Variable. Description.
name Prospect’s name
pos Position - Point Guard (PG), Shooting Guard (SG), Small Forward (SF), Power Forward (PF), Center (C)
school School
games Number of games played
mpg Minutes per game
pts Points per game
reb Rebounds per game
fgpercent Field goal percentage
thr_percent Three point percentage
ftpercent Free throw percentage



Players data

The players file contains the same information as prospects file (i.e. college stats) for each NBA player from this past season, as well as the their points per game (nba_ppg) and field goal percentage per game (nba_fgp) in the NBA.

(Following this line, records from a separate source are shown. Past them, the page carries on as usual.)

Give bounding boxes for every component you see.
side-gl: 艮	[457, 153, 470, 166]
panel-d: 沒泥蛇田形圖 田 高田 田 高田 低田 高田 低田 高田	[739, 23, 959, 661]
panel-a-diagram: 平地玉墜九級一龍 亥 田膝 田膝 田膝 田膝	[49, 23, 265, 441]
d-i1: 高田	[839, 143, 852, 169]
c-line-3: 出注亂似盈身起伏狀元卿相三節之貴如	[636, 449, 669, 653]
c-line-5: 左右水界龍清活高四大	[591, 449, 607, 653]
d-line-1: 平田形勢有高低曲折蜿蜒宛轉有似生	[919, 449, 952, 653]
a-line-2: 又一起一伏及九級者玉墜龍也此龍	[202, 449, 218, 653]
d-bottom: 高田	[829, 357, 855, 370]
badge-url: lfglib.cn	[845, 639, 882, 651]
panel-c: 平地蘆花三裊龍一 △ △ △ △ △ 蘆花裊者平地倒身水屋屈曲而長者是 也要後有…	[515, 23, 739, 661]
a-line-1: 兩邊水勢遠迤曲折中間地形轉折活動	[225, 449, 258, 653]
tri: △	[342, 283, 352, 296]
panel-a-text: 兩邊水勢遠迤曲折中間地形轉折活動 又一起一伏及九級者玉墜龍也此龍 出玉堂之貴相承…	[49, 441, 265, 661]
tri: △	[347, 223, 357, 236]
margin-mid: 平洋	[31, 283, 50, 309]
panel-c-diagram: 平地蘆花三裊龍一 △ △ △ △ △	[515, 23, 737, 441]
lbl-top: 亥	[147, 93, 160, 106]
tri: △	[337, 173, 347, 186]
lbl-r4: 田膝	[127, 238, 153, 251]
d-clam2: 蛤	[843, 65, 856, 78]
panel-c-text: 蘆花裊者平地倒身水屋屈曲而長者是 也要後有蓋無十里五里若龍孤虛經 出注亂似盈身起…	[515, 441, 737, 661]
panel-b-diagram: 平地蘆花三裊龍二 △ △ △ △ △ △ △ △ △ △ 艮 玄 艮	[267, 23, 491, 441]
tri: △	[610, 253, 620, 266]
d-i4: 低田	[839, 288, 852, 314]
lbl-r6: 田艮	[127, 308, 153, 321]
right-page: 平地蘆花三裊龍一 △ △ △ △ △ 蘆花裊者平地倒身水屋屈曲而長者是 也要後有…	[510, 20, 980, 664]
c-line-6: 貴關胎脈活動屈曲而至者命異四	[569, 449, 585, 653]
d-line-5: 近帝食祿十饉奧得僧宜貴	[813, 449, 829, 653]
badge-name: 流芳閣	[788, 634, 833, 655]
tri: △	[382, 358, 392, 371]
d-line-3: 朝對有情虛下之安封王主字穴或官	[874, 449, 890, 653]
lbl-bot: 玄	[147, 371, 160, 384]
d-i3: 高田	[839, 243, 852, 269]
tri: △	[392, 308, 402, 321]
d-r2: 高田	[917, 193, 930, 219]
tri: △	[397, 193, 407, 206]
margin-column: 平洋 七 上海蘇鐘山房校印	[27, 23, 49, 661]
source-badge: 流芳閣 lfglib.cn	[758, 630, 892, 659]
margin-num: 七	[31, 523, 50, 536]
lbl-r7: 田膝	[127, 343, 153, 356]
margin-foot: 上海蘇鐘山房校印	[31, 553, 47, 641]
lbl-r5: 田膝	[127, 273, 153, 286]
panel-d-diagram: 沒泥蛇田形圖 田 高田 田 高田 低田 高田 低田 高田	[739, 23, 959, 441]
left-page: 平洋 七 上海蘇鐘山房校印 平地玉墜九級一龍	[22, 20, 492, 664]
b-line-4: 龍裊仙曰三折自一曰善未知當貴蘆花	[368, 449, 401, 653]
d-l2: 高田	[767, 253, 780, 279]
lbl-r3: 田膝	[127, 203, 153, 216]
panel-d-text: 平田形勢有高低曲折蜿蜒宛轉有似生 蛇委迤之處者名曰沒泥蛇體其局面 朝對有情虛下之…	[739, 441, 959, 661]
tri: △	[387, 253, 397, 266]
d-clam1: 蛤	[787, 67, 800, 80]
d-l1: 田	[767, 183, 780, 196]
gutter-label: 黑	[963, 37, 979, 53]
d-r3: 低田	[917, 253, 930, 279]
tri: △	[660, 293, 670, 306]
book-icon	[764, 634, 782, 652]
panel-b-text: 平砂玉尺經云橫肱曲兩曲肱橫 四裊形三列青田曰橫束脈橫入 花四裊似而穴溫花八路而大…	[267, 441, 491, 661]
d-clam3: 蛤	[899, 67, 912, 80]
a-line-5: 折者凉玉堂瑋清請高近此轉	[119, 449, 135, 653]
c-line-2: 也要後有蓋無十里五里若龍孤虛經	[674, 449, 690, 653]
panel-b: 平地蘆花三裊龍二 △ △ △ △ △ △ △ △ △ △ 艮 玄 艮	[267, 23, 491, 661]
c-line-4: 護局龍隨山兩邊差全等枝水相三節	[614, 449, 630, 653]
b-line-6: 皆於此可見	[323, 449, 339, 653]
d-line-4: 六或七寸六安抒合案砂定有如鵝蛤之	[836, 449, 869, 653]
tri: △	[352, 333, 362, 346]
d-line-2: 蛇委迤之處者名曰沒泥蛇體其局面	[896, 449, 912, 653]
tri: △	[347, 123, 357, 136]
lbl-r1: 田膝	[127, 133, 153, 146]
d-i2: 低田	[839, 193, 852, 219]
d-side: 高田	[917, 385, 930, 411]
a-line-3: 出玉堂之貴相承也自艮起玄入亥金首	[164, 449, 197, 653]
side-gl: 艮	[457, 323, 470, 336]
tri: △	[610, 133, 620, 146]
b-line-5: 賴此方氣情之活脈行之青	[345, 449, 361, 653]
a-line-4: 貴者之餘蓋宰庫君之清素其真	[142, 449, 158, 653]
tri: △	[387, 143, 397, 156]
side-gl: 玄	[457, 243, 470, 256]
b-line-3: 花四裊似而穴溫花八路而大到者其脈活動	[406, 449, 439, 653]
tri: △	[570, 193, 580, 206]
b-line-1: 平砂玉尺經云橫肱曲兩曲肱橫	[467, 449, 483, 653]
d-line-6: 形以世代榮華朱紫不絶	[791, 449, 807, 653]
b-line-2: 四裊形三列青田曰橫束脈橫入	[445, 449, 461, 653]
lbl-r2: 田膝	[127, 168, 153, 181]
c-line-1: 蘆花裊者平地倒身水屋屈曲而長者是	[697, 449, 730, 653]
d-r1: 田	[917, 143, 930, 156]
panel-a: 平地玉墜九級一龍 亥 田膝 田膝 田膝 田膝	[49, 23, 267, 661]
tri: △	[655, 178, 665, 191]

Use the buttons below to download both datasets as CSV files:


The Assignment

Compile a three page report that addresses a series of objectives (see below). Your report should consist of a explanatory text as well as table and figures, and the R code you created for your analysis. This could be submitted either as a Word document and a R script, or in a comprehensive R Markdown file (this is the preferred method).

Note: I should be able to reproduce all of your analyses and figures using the code you submit. This means that you should be commenting your code so that it is reproducible.

Objective 1: Data Validation

The previous analytics scout wasn’t known for their rigorous data keeping (which is why you’re here now). Before your start your analysis, be sure there aren’t any erroneous entries in either the prospects or players files. If there are outliers, be sure to remove them from the data and provide a rationale for why each outlier was removed.

Objective 2: Descriptive Analysis

Your general manager has asked you to provide a statistical summary of this year’s prospects. She hasn’t explicitly asked for specific comparisons, so it’s up to you to design the descriptive report using the prospects file. Maybe you want to compare positions, or find the top prospects in each statistical category. It’s up to you!

Remember that the front office is not full of stats people, so it’s best to rely on graphs whenever possible.

Objective 3: Linear Regression

The team’s coach is an old-school guy. He thinks if you want to know how many points per game a prospect will score in the NBA, all you need is how many points they scored in college. Your general manager believes that it’s important to included additional information.

You’ve been tasked with settling the debate. Using the players data, create a simple linear regression using collegiate points per game to model NBA points per game, as well as a multiple regression that includes additional covariates. Then compare each model and determine who is right.

Once again, it up to you to decide which variables to include, how you want to select the best multiple regression model, and the best way to compare both models to each other. Your analysis should clearly state which choices you make and why, and address underlying assumptions behind these models.

Objective 4: Predictive Analysis

The moment of truth. The team has decided it wants to pick the best scorer in the draft. It is up to you to create a model using the players data with nba_ppg as the response/dependent variable and use that model to predict the best scorer in the prospects data. Be sure describe why you’ve chosen your model, which predictor/independent variables were most important, and how to account for confidence/uncertainty in the predictions.

Hint: take a look at the help file for the predict() function.

Your report will be graded using this rubric.